Tuesday, October 18, 2022

Simplicity

Simplicity


Can something that happened sixty years ago teach anything new? I'm still reading Bugliosi's book about the assassination of JFK. The interesting thing that jumps out at me is that they had all they needed to convict Lee Harvey Oswald of the assassination within 24 hours of the event. Yet, sixty years later, there's still people out there who doubt what actually happened, and believe what didn't happen.

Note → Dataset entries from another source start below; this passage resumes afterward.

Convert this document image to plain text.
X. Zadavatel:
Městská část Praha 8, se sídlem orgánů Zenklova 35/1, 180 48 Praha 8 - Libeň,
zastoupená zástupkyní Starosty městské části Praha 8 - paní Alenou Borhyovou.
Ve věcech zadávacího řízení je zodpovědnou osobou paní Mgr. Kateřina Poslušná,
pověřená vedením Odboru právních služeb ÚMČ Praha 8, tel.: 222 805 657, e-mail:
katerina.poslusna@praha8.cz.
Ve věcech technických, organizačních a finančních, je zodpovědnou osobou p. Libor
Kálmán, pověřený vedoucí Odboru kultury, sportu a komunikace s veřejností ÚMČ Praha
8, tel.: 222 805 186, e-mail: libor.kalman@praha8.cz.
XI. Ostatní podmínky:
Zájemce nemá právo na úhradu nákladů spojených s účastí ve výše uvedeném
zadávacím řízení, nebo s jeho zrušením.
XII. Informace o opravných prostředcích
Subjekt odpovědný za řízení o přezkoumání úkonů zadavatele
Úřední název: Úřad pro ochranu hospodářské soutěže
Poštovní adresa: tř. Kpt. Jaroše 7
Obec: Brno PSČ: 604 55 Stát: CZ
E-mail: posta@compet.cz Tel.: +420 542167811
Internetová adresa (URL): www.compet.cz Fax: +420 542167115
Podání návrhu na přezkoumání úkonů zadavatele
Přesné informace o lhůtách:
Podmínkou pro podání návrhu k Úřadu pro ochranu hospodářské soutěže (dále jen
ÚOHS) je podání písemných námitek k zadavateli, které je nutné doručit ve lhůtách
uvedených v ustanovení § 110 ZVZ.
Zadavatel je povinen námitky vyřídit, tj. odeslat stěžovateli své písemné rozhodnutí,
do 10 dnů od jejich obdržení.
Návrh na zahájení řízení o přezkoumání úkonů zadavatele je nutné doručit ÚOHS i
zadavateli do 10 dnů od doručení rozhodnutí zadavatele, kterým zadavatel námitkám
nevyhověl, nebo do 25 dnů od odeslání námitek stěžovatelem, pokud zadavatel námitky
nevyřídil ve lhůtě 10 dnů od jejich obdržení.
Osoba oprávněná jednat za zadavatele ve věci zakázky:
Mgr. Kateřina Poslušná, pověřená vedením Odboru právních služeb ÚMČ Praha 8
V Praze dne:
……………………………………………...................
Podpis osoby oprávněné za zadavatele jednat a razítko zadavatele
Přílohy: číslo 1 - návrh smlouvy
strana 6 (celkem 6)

At this point, I'm reading about the Warren Commission. While reading, I decided that the Commission was totally unnecessary. Everything they needed to know was already known. Actually, the creation of the Commission may have done more harm than good. There's nothing that came from the Commission that silenced the people who wanted to believe that there was a conspiracy. There's nothing can ever satisfy these people. That's really the whole point. The creation of the Warren Commission was to end the talk about conspiracy. Instead, it seemed to add to it.

So, is there anything new to learn from it? I decided that simplicity was the only thing. If you've got the evidence you need to supply the facts of the event itself, that should have sufficed. The rest is left in the hands of God or fate, or whichever you believe guides the destiny of the human race.

Reading this far into the book, I think that there shouldn't have been any Warren Commission. If Earl Warren had his way, he wouldn't have been on it. J Edgar Hoover didn't want one. Chance are that nobody wanted one, except Lyndon Johnson.

Despite all this, the Warren Commission did a good job. But it made no difference to these people. As far as the investigation of the assassination itself, the Dallas Police did a good job. But that didn't seem to be enough. If you don't believe the facts in front of you, then what could possibly satisfy you?

I really don't need to read this book, but why am I? There has to be a reason for it. The reason is to determine why the obvious is constantly being denied. Is there something in the human race that won't allow people to see what is actually there, and insist upon believing what isn't?

Occam's Razor is about simplicity. The simplest explanation is the most likely one to be correct. The simplest explanation is that Lee Harvey Oswald did it, and he acted alone. The quest for the conspiracy leads nowhere. There is a lesson that can be applied across the board, it would seem. Not that people would actually follow that rule or anything. People wouldn't be people otherwise.

Bugliosi's book wasn't necessary either, nor is my reading of it. Or for that matter, my writing about it. So why write about it? A quest for something greater. Funny how the "greater" thing leads to the lesser thing like a principle of simplicity.